Consumer spend is 70% of the U.S. economy. The consumer is hitting a very rough patch at the moment. But brands are not going away. We are staying away from situations that seem to be “peaking” or unsustainable due to Covid or other temporary disruption (and founders looking to “exit at the peak”). But, the opposite is also true: there are good brands with good leadership teams out there focused on the right things, and those situations can be great opportunities.
eCommerce will soon return to a “new normal”, which could be very much like the “old normal”. Please see the chart below:
We’ve read headlines recently that suggest eCommerce was a “Covid phenomenon” that’s now passed us by. We couldn’t disagree more. The chart above shows that eCommerce has consistently taken share from physical retail over a 20+ year period. Data sets this large don’t disappear. Granted, there is clearly an “artificial” or temporary bump demonstrated above. But look at the most recent data points. We’re about to meet back up with longer term trends. Just ask yourself: has anyone you know stopped shopping on eCommerce channels? There are simply too many advantages to shopping and selling on eCommerce channels for consumers and brands to cease doing so. The conveniences provided by online shopping such as the direct relationship a customer can have with a brand and the ease of the experience will drive continued growth in the adoption of ecommerce. The future is bright for eCommerce brands and we believe back to the “old normal” is the most likely scenario. And, if you look at the chart above, we’re almost there.

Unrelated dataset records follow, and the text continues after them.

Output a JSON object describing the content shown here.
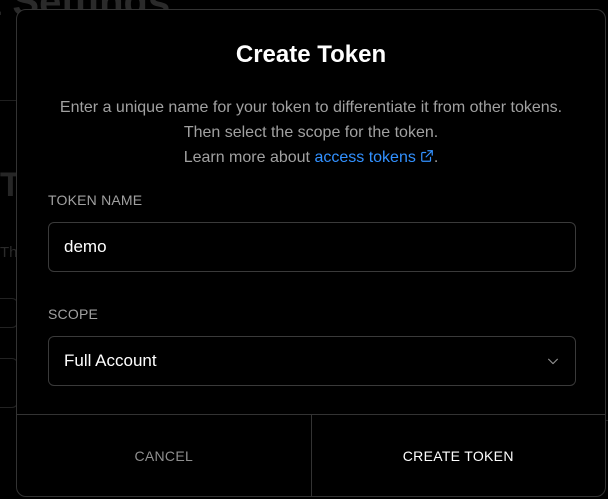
{
  "background": {
    "title_fragment": "t Settings",
    "letter": "T",
    "small_letter": "Th"
  },
  "modal": {
    "title": "Create Token",
    "description_line1": "Enter a unique name for your token to differentiate it from other tokens. Then select the scope for the token.",
    "description_prefix": "Learn more about",
    "link_text": "access tokens",
    "description_suffix": ".",
    "token_name": {
      "label": "TOKEN NAME",
      "value": "demo"
    },
    "scope": {
      "label": "SCOPE",
      "selected": "Full Account"
    },
    "buttons": {
      "cancel": "CANCEL",
      "create": "CREATE TOKEN"
    }
  },
  "colors": {
    "link": "#3291ff",
    "border": "#333333",
    "muted_text": "#a1a1a1"
  },
  "icons": {
    "external_link": "external-link-icon",
    "dropdown": "chevron-down-icon"
  }
}
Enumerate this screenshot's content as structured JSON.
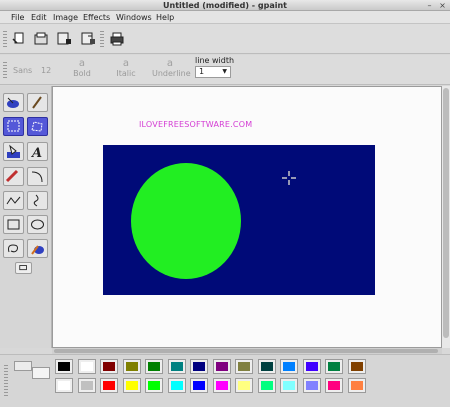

Executing and Investing in Consumer Brand Fundamentals: 2 sides of the same coin
At Altacrest, we have always seen tremendous advantages to eCommerce for younger brands. eCommerce is a great tool for a brand to get to know and own a consumer at an earlier stage than was possible in a physical retail only environment. Inventory management becomes smarter. Profitability and cash flow are higher, and customer concentration is much less of a risk. This has not changed. And the consumer will keep shopping on eCommerce channels.
In this difficult environment, our portfolio companies are focusing on:
- New product development
- Intelligent inventory management
- Cost discipline
- Exploring new channels
- Intelligent, strategic, disciplined industry consolidation opportunities
In short, we are focused on the fundamentals. Staying focused on these operational enhancements today while preparing for future growth will benefit our brands longer term. We are looking for investment opportunities in companies with leaders who are similarly focused.